# So sad.. :(



## Ciddian (Mar 15, 2006)

http://www.cnn.com/2006/WORLD/asiapcf/09/04/australia.irwin/index.html


----------



## holocron (Mar 12, 2006)

OMG! This is such a tragic loss.


----------



## Ciddian (Mar 15, 2006)

Yea.. I honestly am really upset about it. I cant watch the news..
All i think about is his two kids and terry..


----------



## Westender (Mar 24, 2006)

I am so bummed out - I couldn't believe it was true. There have always been rumours circulating of his untimely death.


----------



## Thistle (Jun 4, 2006)

Bloody awful way for him to go! Such a fluke accident when you consider wet suit, tank harness and ribcage yet the stingray's barb still got it.  

The animal world has lost a great hero and protector that will be felt for many years to come.


----------



## Pablo (Mar 27, 2006)

OK... guys... this guy used to hold black mambas by the frigging tail and jump back when they lunged at him and missed him by 4"...

He was far too complacent for his own good.

And are we forgetting he once dangled his baby a-la-jacko over CROCODILES?


----------



## Ciddian (Mar 15, 2006)

He didnt dangle his child over crocks LOL he was like a few feet away. He already apologized about it... 

He did do some dangerous stuff... But fuck. Good for him. Least he's done way more and seen way more than i have...

He's fought so hard for the animals and now he's gone. And he cant back himself up unfortunatly against you Pablo.


----------



## wtac (Mar 17, 2006)

Unfortunately, like it or not, sensationalism gets the ratings. 

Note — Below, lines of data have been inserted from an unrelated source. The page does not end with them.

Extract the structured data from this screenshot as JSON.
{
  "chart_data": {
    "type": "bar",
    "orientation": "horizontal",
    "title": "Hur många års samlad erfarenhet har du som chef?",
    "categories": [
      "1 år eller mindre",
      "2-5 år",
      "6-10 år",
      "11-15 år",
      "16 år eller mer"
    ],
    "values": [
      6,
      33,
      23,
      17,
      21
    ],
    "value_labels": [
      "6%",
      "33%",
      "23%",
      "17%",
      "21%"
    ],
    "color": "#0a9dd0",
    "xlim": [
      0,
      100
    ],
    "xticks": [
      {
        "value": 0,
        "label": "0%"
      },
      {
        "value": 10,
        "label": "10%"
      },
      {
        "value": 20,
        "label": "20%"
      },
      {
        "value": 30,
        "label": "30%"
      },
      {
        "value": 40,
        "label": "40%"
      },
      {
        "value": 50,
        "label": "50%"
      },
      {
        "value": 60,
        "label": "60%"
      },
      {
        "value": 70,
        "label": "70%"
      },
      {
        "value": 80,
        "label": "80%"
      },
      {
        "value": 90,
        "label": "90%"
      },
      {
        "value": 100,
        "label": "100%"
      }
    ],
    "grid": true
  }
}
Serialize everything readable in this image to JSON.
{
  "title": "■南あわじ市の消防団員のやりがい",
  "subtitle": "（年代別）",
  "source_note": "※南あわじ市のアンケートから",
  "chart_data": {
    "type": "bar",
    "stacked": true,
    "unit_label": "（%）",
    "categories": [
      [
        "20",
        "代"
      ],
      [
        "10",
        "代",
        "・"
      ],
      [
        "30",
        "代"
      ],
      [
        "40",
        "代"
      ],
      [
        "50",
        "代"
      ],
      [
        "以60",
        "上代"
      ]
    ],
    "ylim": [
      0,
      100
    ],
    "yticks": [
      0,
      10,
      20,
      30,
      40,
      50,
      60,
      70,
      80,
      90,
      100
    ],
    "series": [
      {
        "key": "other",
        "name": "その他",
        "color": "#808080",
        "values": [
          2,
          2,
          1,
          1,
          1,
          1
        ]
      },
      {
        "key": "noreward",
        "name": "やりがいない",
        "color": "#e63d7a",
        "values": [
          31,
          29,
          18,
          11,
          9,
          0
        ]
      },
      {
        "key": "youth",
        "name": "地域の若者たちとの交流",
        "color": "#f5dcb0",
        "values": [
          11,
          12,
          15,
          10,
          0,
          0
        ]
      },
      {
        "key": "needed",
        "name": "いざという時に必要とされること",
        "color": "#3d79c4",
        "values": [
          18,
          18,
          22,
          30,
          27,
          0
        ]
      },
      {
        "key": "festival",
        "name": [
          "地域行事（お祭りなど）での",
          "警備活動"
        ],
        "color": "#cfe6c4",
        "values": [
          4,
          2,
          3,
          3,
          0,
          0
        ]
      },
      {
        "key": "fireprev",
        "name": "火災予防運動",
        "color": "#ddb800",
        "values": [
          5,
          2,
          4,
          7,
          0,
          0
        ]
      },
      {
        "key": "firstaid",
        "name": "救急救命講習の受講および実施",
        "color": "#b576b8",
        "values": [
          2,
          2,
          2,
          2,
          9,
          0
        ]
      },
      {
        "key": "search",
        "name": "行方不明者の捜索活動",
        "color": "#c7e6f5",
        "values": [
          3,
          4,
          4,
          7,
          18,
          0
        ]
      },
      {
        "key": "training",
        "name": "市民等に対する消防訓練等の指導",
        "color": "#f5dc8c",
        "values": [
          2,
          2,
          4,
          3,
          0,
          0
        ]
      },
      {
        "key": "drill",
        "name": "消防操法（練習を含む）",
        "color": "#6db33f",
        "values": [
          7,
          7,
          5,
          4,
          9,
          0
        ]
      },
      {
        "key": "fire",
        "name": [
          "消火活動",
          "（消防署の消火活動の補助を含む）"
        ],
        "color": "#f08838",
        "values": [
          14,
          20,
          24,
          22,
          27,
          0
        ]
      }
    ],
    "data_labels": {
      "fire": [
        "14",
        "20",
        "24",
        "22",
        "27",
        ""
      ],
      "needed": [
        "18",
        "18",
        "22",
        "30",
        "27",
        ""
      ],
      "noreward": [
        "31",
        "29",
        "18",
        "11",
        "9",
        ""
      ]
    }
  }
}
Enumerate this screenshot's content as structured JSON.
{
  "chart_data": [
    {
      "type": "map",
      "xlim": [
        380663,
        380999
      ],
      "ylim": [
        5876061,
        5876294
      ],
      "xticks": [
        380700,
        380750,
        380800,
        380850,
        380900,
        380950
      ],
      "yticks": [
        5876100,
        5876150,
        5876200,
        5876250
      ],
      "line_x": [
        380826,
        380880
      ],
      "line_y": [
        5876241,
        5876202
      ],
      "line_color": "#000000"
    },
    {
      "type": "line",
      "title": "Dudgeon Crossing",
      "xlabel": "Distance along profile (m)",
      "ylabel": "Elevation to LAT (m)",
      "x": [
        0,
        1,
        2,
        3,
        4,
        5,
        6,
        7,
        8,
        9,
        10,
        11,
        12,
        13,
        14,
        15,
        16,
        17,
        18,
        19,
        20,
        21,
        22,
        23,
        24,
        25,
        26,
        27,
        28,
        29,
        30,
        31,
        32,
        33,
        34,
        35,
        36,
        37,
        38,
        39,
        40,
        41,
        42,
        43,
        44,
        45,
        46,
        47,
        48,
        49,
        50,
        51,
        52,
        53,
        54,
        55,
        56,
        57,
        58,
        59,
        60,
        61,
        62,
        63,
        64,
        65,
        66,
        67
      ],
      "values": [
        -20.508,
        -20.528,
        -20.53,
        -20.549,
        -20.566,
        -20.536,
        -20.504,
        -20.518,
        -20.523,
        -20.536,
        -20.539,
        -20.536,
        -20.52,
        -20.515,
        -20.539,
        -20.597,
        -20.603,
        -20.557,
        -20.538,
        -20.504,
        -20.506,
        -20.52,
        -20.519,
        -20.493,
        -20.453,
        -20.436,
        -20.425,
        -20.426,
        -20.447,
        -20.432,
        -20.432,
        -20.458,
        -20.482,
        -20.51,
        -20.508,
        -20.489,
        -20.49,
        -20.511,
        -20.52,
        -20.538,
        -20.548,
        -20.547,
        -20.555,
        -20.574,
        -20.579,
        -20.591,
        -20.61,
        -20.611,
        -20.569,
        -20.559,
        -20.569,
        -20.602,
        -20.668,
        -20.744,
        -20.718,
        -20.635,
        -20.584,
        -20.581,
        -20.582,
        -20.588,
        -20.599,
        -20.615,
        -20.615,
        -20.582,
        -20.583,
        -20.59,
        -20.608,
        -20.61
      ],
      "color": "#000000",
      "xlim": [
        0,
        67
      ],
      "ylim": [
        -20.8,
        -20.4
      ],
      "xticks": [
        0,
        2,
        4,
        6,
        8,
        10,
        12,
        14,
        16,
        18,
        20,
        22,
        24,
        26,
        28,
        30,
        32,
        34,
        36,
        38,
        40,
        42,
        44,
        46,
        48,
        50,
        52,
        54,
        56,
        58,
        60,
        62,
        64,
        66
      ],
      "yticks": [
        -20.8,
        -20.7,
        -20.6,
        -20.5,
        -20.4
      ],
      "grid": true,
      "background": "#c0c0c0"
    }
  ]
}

Steve Irwin had done ALOT raising awareness, appreciation, dispelling myths and urging conservation for critters that aren't aren't considered cute and cuddly for the masses. Sure he has done a few inappropriate acts. To err is human but it takes a greater person to take responsibility, IMHO.

His experience has saved his proverbial a$$ many a time. I cannot remember a time that when he gets one of those close calls that he emphisizes that he's the one encroaching and the animal is doing whatever the animal does for it's own survival. This time, he was at the wrong place at the wrong time.

A great human being that will be missed. He died doing what he loved.


----------



## nightowl1350 (Mar 19, 2006)

Sad he went on such a fluke, he has done many much more hazardas things in his day. It was all the talk at my son's school on the first day.


----------